The employee had previously complained about sexual harassment and intimidation against her by her supervisor to the company, but Home Depot reportedly continued to allow him to supervise her. The supervisor later directed the employee to accompany him on a trip while he held the power to demote or fire her. While they were on the trip, he sexually assaulted and murdered the woman.
Home Depot moved to dismiss the complaint on the grounds that the supervisor's murderous act was not reasonably foreseeable and that the murder and assault happened when the two were not on the premises of the company. The district court agreed and dismissed the complaint, and the plaintiff appealed. The Seventh Circuit reversed the lower court's decision, finding that the supervisor's previous pattern of intimidation and harassment should have placed the company on notice that the man should not have held the power to fire or demote her.
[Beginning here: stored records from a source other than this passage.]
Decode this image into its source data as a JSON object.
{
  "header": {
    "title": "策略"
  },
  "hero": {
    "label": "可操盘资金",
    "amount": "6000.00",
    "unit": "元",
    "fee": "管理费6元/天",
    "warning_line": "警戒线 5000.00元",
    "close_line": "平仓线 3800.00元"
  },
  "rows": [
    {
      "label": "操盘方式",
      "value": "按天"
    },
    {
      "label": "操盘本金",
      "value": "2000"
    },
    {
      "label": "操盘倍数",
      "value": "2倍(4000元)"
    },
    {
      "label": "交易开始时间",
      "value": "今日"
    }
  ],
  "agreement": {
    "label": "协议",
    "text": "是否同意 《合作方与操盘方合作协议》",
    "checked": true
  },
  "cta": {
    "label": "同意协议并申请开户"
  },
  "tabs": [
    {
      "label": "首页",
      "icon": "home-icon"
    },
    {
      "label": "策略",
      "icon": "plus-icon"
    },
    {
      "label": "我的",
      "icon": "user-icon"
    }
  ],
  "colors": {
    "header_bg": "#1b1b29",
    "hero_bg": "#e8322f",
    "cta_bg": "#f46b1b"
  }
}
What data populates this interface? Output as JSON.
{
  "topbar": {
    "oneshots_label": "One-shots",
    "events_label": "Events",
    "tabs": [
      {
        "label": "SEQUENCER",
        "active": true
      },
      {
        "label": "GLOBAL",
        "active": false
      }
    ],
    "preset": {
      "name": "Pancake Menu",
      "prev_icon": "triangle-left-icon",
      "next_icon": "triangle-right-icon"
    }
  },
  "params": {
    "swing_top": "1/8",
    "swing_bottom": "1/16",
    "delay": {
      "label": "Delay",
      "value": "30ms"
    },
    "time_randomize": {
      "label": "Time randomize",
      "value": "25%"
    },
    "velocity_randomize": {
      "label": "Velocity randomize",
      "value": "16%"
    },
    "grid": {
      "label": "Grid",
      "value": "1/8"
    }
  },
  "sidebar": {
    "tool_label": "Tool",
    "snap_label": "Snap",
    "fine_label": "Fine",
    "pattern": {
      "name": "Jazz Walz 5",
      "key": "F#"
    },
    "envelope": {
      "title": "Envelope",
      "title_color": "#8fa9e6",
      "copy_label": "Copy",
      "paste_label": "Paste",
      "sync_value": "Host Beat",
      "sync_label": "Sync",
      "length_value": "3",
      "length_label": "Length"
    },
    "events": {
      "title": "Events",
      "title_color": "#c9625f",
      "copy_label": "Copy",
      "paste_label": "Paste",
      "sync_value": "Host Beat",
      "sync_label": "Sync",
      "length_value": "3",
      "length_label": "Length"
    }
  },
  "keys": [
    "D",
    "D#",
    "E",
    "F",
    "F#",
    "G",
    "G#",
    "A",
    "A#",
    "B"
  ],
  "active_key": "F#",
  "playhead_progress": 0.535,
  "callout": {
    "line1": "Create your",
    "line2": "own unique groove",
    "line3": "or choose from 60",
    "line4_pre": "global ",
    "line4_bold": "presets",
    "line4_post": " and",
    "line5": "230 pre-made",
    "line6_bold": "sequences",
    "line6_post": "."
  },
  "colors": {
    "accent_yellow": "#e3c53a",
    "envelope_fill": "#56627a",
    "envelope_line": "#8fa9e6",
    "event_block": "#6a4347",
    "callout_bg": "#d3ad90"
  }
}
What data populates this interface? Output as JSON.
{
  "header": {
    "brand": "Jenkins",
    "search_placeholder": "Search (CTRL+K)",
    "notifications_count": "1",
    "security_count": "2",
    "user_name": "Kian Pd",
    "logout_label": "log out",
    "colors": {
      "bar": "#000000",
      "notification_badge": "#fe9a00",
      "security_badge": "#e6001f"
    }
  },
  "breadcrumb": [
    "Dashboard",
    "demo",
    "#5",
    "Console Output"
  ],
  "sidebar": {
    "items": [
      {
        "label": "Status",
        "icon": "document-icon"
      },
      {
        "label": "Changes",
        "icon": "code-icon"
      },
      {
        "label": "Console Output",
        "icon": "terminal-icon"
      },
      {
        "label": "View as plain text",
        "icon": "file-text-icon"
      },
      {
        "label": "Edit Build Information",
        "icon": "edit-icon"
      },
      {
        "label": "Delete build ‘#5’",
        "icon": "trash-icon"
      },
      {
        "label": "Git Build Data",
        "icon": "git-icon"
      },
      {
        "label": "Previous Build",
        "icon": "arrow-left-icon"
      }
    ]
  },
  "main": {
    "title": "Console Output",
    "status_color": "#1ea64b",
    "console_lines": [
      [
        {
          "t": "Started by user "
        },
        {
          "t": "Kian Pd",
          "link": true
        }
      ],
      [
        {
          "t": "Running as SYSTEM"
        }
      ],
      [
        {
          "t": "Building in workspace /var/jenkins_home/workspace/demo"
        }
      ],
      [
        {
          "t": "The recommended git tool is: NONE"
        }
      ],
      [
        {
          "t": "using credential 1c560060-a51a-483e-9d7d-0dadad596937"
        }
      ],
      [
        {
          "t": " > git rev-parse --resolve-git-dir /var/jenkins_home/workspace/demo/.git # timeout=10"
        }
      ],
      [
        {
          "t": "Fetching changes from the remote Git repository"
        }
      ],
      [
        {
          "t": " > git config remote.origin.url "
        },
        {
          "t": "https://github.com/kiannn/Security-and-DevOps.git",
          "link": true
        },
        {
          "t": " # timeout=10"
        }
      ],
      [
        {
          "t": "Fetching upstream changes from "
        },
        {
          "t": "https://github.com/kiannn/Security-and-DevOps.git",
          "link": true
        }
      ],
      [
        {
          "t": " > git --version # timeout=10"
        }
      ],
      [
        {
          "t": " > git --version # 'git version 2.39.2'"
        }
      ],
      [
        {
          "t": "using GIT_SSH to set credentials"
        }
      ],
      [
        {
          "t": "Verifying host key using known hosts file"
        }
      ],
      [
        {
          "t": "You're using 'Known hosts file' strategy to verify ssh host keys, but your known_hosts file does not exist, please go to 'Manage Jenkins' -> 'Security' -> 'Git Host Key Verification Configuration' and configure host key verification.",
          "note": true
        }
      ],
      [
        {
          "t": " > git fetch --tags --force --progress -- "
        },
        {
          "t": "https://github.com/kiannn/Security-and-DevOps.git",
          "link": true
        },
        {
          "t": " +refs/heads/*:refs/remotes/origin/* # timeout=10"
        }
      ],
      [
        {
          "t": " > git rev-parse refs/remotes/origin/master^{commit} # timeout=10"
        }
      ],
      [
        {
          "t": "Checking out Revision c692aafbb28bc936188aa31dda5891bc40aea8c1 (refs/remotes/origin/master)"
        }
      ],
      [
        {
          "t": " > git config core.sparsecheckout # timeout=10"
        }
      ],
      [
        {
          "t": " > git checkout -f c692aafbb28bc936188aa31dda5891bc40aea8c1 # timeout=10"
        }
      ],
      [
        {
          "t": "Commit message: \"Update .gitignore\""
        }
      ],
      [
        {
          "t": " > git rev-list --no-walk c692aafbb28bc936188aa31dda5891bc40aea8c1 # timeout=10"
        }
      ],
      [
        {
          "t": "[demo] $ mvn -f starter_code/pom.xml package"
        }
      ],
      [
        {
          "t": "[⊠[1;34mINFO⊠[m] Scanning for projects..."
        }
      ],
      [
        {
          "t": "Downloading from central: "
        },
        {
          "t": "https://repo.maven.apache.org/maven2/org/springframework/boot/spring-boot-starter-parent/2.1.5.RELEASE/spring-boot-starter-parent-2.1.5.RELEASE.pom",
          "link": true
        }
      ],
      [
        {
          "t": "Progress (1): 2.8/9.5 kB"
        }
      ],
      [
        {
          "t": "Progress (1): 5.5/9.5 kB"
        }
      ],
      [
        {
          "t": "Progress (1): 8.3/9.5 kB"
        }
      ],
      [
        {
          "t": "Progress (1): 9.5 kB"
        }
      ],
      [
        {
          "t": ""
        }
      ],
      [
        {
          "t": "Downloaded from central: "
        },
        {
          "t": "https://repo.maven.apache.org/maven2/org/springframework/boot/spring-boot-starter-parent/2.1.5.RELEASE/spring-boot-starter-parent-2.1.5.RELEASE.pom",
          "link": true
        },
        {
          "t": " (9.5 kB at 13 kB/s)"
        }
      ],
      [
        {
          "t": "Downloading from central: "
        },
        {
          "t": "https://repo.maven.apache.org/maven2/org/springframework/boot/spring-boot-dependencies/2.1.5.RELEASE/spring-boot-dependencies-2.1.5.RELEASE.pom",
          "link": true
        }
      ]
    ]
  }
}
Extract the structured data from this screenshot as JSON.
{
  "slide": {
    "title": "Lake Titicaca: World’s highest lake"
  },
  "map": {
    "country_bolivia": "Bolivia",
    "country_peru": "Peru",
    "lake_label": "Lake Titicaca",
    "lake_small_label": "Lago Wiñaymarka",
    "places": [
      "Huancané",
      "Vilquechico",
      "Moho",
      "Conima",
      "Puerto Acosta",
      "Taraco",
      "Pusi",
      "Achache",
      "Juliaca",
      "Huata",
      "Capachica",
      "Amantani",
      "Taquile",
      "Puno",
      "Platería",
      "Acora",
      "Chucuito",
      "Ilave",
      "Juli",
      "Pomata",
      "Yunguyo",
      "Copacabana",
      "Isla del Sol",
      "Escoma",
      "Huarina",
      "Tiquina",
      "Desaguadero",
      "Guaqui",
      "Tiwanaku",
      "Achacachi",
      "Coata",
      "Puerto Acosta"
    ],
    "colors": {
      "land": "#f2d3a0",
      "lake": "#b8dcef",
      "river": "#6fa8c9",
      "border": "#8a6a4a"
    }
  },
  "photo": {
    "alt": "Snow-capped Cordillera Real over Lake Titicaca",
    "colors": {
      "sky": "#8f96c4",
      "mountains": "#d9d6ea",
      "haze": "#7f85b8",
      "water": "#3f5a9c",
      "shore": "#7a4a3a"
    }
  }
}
The court returned the case to the lower court for further proceedings. The supervisor was convicted of the offenses and is serving two life sentences.
When the negligence of others contributes to the deaths of victims, their families may be able to recover damages in subsequent wrongful death lawsuits. Experienced personal injury attorneys may assess the potential claims and advise people about whether they have the grounds to file lawsuits. The lawyers may also name all of the potential defendants in order to increase the likelihood that their clients will recover the compensation to which they should be entitled to compensate them for all of the losses that they have suffered.